Office of the Seniors Advocate of BC report makes ten recommendations.

  1. Index the BC Seniors Supplement to inflation consistent with other income supports, such as GIS/OAS and CPP.
  2. Redesign the Shelter Aid for Elderly Renters (SAFER) program to reflect the current reality of the B.C. rental market and ensure yearly rent increases are recognized.
  3. Increase the number of Seniors Subsidized Housing Units with a particular focus on rural B.C. where the overall supply of rental accommodation for seniors is most challenging.
  4. Increase awareness of the Property Tax Deferral Program and examine an expansion of the program for low- and modest-income seniors to defer other costs such as strata fees, hydro costs and other municipal charges.
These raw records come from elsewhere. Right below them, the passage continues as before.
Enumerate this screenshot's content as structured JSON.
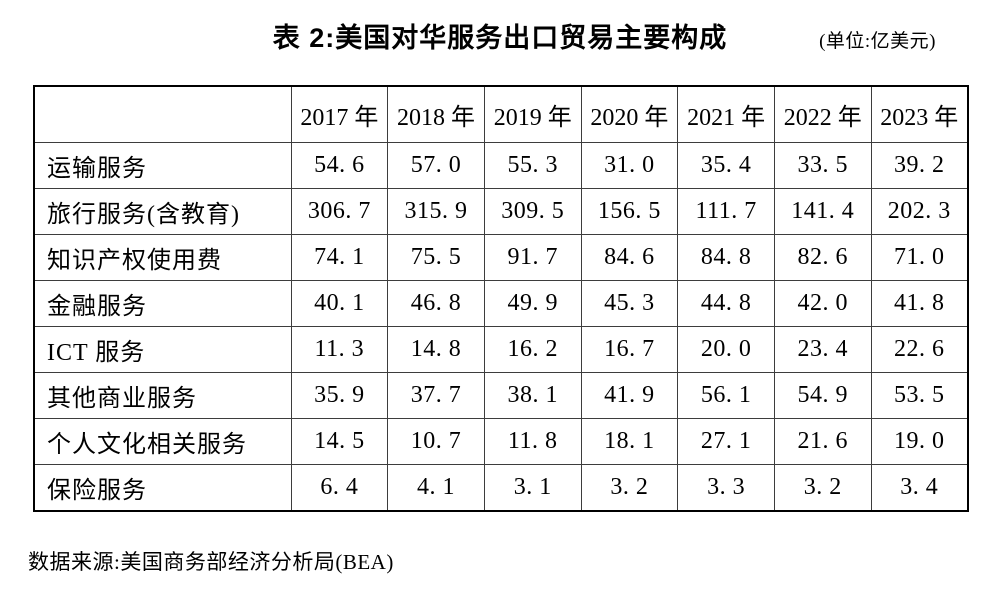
{
  "header": {
    "title": "表 2:美国对华服务出口贸易主要构成",
    "unit": "(单位:亿美元)"
  },
  "chart_data": {
    "type": "table",
    "title": "表 2:美国对华服务出口贸易主要构成",
    "unit_label": "(单位:亿美元)",
    "columns": [
      "2017 年",
      "2018 年",
      "2019 年",
      "2020 年",
      "2021 年",
      "2022 年",
      "2023 年"
    ],
    "rows": [
      {
        "label": "运输服务",
        "values": [
          54.6,
          57.0,
          55.3,
          31.0,
          35.4,
          33.5,
          39.2
        ]
      },
      {
        "label": "旅行服务(含教育)",
        "values": [
          306.7,
          315.9,
          309.5,
          156.5,
          111.7,
          141.4,
          202.3
        ]
      },
      {
        "label": "知识产权使用费",
        "values": [
          74.1,
          75.5,
          91.7,
          84.6,
          84.8,
          82.6,
          71.0
        ]
      },
      {
        "label": "金融服务",
        "values": [
          40.1,
          46.8,
          49.9,
          45.3,
          44.8,
          42.0,
          41.8
        ]
      },
      {
        "label": "ICT 服务",
        "values": [
          11.3,
          14.8,
          16.2,
          16.7,
          20.0,
          23.4,
          22.6
        ]
      },
      {
        "label": "其他商业服务",
        "values": [
          35.9,
          37.7,
          38.1,
          41.9,
          56.1,
          54.9,
          53.5
        ]
      },
      {
        "label": "个人文化相关服务",
        "values": [
          14.5,
          10.7,
          11.8,
          18.1,
          27.1,
          21.6,
          19.0
        ]
      },
      {
        "label": "保险服务",
        "values": [
          6.4,
          4.1,
          3.1,
          3.2,
          3.3,
          3.2,
          3.4
        ]
      }
    ]
  },
  "footer": {
    "source": "数据来源:美国商务部经济分析局(BEA)"
  },
  "colors": {
    "text": "#000000",
    "border_outer": "#000000",
    "border_inner": "#3d3d3d",
    "background": "#ffffff"
  }
}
Examine how seniors living in co- operative housing might be able to take advantage of the program.
  5. Develop a program to assist low- and modest-income seniors with major home repairs.
  6. Eliminate the daily rate for publicly funded home support services.
  7. Provide an extended health benefit for seniors that includes eyeglasses, hearing aids, mobility aids and necessary medical equipment. The cost of the plan could be covered by premiums based on income, ensuring it is an affordable option for all B.C. seniors.
  8. Work with the federal government to ensure dental coverage for seniors with co-payments and deductibles based on income or include in an overall extended benefit plan.
  9. Provide an annual province-wide bus pass for all seniors that includes handyDART. The fee for the pass could be based on a sliding scale matched to income.
  10. Develop a comprehensive plan to build the capacity of seniors’ centres across B.C. to better support social engagement and help support older people access the supports and services they need to continue to live independently.